Guest Author - Tony Daltorio

Americans today have a tendency to forget that in the late 19th century and the early part of the 20th century the United States of America was considered to be an “emerging market”. Investments in the United States were considered to be highly risky from the perspective of investors in Europe. Based on history, seeing the words 'emerging market' or 'developing market' should actually intrigue investors.

Countries such as China, Brazil, Russia, India, and many others have experienced incredible economic growth in recent decades. As recently as 1975, China's entire output of steel could not match the output of one large steel mill in the US or Germany. How things have changed!

We still tend to think of emerging markets,such as China, as occupying a place down on the food chain of the global economy. We tend to think of these places as merely sources of cheap labor. But more and more, emerging markets are home to world-class companies in all sort of industries.

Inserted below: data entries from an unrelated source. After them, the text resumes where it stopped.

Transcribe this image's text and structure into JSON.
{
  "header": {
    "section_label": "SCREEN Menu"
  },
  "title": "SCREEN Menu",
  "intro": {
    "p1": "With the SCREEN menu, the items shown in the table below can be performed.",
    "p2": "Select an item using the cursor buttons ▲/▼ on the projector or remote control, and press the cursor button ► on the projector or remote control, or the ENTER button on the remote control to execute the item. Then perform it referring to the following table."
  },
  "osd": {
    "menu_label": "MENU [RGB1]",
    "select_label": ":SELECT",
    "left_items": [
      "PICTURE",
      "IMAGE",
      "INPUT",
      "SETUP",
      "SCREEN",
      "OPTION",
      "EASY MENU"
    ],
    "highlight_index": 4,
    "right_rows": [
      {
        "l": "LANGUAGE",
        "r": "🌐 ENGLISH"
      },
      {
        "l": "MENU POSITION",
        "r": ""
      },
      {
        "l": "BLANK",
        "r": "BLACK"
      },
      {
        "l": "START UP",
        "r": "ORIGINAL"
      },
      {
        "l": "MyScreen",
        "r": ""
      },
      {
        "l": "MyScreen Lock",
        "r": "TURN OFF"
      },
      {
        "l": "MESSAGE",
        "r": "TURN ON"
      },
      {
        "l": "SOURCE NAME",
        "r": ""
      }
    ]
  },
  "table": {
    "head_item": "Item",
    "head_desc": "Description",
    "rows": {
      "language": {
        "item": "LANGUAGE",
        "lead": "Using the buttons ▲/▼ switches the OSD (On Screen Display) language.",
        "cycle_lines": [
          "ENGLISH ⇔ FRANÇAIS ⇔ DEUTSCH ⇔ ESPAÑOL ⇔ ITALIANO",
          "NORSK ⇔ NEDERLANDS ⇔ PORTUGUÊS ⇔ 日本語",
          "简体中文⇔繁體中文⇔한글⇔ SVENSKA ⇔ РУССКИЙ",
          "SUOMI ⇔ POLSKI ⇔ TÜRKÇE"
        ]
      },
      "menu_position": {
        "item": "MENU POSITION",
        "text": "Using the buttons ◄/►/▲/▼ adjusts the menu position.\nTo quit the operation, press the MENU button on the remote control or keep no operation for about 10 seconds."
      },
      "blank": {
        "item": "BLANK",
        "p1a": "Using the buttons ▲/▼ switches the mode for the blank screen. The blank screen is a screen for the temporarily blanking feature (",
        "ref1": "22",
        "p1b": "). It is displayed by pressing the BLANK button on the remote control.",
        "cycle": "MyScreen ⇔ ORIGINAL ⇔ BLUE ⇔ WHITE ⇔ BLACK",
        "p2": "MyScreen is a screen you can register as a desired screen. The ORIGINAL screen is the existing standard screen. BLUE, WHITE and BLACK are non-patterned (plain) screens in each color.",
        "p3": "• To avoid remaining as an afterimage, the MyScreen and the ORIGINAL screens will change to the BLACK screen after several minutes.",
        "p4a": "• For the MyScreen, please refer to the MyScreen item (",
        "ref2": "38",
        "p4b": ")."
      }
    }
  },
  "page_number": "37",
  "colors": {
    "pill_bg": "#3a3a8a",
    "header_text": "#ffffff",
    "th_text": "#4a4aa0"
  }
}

The world has changed in a profound way over the past few decades, but the typical American investor doesn't fully appreciate this fully. In 1988, there were only 20 emerging market companies with sales of over $1 billion. Today, there are over 270 companies with sales of over $1 billion, and nearly 50 companies with more than $10 billion in sales.

How does an individual invest to take advantage of these global trends? There are three routes an individual investor can take to invest in emerging markets. An investor can purchase a emerging markets mutual fund from a well-respected mutual fund company with a wealth of international investing experience such as Franklin Templeton or T Rowe Price. An investor can establish an investing plan with these companies for as little as $50 every calendar quarter.

An investor can also open an account with an online brokerage firm such as E-Trade to pursue the other two routes - buying ETFs or individual stocks. There are a myriad of ETFs (Exchange Traded Funds) which focus on emerging markets. An investor can purchase ETFs which focus on a single country such as China or Brazil. An investor can also purchase ETFs which focus on a particular region such as Latin America. There are also several ETFs which focus on types of stocks - large cap, small cap, etc.

With a little research, an investor could also put together a portfolio of emerging market stocks. There are numerous interesting emerging market companies which can be bought right here in the US through a discount broker. An example would be Petrobras of Brazil(PBR) which is the only major oil company in the world that is actually adding to its oil reserves thanks to huge oil discoveries offshore Brazil.

As mentioned in last week's article on the Harvard and Yale endowment funds, these successful long-term investors have approximately 15% of their monies devoted to emerging markets. You should also not be afraid to invest in these markets.